Person
Ort
Thema
Nancy Hünger
»Dichters Wort an Dichters Ort« / Thüringer Literaturrat e.V.
Gibt es ein menschliches Wesen, das so arm und unbehaust ist, daß es keinen Winkel hat, in den es sich zurückziehen, indem es sich vor der Welt verbergen kann?
Xavier de Maistre
Mein Ort ist ein Wechselbäumchen. Mein Ort ist eine Frage des Standpunkts, des Alters, der Betrachtungsweisen, eine Frage des Blickwinkels. Er ist nicht immer der selbe Ort am selben Ort. Seine Umkreisung dauert heute niemanden mehr 42 Tage, nur mich mein ganzes Leben, mein Ort ist schnell erfasst, einfältig und unbedacht zählt man 2015, wenn man zählen will, eine Tür, einen Tisch, einen Stuhl, ein Notbett, einige Bücher in einigen Regalen, einige Schallplatten in einem Regal, einen Plattenspieler, ein Fenster, ein zweites, eins, zwei, drei, vier viele aber nicht zu viele Bilder an der Wand, drei Lampen, eine Leiter, einen Fußtritt und ein kleines klappriges Schränkchen zu den erwähnenswerten Unsehenswürdigkeiten. Es gibt also etwas, etwas zu beschauen, zu betasten, doch nichts von Format für den Ortsunkundigen gibt es keine Sensationen, keine Verheißungen, schlicht: nichts zu entdecken, für den Ortsunkundigen bleibt alles ein profanes Geheimnis, keinen lahmen Schuss wert. Für die Ortskundigen jedoch öffnet eine Wunderkammer öffnet für mich, die einzige Ortskundige bin ich. Wir reisen also durch mein Zimmer, denn mein Zimmer ist und war und war und ist mein Ort nur ist und war und war und ist mein Ort nicht immer mein Ort und folglich mein Zimmer nicht immer mein Zimmer. Die Historiographie meines Ortes wäre mühsam nachzuzeichnen, es wäre eine kleine Zimmerkunde, eine richtige Zimmerei vonnöten, also eine veritable Auflistung großer und kleiner, mäßiger und mittlerer, dunkler und heller, schattiger und sonniger Schächtelchen, da hätten wir z.

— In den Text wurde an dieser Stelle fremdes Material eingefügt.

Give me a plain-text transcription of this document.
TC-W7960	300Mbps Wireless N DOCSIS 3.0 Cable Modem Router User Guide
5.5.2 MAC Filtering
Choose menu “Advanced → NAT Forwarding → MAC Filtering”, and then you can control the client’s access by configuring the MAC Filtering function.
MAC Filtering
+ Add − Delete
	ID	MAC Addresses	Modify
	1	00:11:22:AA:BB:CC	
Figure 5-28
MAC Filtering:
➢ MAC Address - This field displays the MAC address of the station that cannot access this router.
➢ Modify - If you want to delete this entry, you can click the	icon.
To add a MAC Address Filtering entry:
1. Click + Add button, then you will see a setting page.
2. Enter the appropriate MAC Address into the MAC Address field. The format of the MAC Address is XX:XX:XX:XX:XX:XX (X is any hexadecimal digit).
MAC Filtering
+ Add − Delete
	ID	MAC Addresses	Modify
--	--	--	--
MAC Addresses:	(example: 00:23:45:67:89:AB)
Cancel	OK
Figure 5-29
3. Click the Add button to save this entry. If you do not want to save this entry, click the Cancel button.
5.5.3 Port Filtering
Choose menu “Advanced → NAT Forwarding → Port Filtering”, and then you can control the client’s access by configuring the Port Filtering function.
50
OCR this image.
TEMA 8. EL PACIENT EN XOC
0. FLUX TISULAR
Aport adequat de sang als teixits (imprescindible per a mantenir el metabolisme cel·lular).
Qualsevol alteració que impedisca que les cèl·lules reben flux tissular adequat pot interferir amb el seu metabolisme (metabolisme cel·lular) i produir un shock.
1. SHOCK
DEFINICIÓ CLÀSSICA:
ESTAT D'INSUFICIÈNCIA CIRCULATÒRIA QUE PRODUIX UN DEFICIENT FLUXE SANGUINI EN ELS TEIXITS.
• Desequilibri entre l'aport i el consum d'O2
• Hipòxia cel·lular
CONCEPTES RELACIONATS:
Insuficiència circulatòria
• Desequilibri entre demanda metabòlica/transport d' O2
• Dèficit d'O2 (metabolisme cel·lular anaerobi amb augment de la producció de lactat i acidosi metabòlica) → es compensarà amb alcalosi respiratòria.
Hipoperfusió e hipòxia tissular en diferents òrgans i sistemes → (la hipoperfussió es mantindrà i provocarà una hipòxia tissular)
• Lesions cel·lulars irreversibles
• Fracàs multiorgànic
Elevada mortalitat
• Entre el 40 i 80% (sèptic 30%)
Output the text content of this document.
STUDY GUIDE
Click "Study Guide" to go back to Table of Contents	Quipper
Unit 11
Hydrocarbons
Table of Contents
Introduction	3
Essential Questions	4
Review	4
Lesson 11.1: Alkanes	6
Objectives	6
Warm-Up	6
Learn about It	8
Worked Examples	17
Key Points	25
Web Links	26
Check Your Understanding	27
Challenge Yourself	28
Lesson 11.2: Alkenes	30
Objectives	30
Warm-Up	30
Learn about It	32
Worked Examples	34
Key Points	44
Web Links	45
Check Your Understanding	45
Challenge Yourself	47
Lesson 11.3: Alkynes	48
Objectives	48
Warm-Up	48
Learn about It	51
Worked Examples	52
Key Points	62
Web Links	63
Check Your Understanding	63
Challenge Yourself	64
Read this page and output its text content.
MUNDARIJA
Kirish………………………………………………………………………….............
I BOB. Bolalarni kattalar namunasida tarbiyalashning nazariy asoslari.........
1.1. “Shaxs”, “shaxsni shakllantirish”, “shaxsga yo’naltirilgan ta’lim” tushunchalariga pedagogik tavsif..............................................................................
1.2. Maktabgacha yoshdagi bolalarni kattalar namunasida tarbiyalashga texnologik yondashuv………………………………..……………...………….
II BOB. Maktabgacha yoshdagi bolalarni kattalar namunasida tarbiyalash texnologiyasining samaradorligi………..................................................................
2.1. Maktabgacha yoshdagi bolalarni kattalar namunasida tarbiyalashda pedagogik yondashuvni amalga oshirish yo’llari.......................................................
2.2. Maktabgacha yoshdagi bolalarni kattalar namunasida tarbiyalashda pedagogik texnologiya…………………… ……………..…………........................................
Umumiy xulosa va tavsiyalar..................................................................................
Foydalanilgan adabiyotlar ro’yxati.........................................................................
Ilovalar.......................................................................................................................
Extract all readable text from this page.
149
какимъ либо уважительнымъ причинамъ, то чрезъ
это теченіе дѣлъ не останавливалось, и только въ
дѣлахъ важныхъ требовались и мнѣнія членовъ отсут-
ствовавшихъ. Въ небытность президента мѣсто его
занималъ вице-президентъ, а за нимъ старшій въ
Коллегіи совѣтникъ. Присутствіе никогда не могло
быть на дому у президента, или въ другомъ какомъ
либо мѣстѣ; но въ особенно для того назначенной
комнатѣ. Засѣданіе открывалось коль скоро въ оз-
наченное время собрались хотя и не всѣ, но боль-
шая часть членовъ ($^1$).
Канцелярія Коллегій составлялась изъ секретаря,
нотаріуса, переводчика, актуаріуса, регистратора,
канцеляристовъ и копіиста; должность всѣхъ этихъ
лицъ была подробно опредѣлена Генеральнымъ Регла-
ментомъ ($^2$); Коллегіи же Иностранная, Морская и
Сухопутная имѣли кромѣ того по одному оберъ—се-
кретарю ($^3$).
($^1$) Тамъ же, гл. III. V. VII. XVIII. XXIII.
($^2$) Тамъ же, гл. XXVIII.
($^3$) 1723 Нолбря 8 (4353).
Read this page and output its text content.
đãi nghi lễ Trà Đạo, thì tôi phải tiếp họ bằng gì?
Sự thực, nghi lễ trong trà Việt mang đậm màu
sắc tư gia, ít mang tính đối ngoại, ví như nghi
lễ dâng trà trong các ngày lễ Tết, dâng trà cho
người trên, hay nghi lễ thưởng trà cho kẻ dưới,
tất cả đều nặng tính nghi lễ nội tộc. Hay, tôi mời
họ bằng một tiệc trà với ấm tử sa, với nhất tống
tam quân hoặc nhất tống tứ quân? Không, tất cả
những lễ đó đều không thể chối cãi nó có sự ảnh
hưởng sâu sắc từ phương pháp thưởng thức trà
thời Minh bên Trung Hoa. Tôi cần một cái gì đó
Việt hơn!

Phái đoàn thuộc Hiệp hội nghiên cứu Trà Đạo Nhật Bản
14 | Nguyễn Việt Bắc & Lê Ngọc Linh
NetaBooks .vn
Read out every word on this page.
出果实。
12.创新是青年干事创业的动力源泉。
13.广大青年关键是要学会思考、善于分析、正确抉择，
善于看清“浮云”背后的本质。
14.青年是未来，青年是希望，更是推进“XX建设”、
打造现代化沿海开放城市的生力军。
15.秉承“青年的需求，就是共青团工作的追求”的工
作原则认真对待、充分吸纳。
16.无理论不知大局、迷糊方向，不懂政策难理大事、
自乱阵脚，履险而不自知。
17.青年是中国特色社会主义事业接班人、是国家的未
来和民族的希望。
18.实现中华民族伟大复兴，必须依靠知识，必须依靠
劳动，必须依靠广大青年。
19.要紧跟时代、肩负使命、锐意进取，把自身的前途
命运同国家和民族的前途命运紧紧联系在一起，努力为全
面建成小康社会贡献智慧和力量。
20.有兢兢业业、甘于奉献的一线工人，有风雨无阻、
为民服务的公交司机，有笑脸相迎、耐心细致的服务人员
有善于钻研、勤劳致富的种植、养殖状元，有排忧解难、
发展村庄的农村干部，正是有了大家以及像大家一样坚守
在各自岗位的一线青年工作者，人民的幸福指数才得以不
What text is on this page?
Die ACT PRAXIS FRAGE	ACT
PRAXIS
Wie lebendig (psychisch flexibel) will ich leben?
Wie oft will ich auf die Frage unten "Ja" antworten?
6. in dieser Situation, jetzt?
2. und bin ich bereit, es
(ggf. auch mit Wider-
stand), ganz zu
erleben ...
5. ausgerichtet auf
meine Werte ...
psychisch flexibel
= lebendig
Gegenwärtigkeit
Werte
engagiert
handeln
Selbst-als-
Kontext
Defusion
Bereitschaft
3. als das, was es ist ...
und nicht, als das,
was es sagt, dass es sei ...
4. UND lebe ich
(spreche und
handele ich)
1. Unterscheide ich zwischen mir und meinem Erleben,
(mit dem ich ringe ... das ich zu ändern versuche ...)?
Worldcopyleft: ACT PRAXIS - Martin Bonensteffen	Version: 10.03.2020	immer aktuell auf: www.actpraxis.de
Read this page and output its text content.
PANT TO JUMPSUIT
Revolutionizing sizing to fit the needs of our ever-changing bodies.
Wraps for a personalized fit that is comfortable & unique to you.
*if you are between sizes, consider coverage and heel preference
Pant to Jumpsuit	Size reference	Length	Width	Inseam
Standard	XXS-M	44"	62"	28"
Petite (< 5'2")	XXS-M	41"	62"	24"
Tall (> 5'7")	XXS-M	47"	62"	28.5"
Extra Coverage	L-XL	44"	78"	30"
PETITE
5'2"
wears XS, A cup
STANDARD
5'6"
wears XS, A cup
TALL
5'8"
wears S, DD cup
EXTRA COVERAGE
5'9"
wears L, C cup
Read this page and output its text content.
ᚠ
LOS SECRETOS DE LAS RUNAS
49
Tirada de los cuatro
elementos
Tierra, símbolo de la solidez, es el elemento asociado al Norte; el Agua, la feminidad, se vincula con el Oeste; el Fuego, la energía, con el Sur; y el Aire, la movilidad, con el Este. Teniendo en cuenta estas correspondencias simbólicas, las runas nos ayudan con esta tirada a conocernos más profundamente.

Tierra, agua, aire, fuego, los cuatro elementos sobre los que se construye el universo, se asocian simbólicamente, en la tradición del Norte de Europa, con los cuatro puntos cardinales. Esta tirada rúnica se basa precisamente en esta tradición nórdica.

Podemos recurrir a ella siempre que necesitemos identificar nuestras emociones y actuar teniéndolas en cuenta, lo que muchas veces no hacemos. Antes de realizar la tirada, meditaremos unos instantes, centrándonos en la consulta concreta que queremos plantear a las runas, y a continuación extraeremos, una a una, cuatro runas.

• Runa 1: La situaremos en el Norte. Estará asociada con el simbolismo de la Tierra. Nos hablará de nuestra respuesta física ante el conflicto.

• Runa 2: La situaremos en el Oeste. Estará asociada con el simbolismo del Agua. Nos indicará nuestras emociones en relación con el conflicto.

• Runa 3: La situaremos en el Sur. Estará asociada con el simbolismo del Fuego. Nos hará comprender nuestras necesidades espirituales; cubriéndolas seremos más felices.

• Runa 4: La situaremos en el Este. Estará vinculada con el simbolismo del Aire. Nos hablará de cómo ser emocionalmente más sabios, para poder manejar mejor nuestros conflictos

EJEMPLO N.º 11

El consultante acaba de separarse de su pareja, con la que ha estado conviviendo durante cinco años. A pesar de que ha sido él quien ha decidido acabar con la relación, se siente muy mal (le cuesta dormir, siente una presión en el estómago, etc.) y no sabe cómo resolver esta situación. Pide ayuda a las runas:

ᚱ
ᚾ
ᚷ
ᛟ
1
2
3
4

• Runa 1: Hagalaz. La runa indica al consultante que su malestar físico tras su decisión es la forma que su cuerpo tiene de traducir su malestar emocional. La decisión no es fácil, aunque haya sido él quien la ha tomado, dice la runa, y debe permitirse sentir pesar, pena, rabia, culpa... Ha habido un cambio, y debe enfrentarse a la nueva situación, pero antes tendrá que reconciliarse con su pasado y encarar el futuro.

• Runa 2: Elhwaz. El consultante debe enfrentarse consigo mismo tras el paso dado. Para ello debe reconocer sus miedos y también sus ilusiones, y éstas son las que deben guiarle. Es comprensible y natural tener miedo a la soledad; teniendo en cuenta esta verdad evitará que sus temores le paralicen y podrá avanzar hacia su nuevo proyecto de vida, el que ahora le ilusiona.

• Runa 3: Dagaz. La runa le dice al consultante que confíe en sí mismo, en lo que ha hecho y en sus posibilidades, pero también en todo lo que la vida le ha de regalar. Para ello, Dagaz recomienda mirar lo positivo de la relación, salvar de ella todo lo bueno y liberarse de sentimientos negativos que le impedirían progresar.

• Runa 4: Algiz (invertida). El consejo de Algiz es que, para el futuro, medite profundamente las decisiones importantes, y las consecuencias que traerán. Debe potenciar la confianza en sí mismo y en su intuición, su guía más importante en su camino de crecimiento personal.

B. das lichtgeschwemmte, zweibefensterte Zimmer erster Erinnerung in der Ernst-Thälmann/Bad Berka, wir hätten die herrschaftliche Diele mit dem schönen schwarz-weiß Karo am Engelsring/Weimar, auch ein fremdes wäre zu eigen in der Badegasse/Bad Berka, ein anderes dachgeschossiges in der Bertuch/Weimar oder nehmen wir das schmale verdüsternde Zimmer zum Hof in der Fritz Büchner/Erfurt usw. usf. Manche waren ohne Tisch nur mit Lampe oder ohne Bilder nur mit Tisch oder ohne Bett nur mit Stuhl oder ohne Stuhl nur mit Lampe oder ohne Fenster nur mit Leiter.
Manche waren so und manche waren so, aber allesamt waren es widerstandsfähige, robuste Gehäuse gegen die unübersichtlichen Zumutungen von Welt. Doch immer verlief die Grenze knapp hinter der Tür begann die äußere, die sogenannte wirkliche Welt mit all ihren Übergriffen, schamlosen Forderungen, vulgären Verpflichtungen. Nur einmal, ein einziges Mal, konnte ich die Grenze viel weiträumiger, nicht allein um ein Zimmer, sondern eine ganze Wohnung, vielmehr eine kleine Siedlung, samt und sonders ihrer Bewohner, ziehen.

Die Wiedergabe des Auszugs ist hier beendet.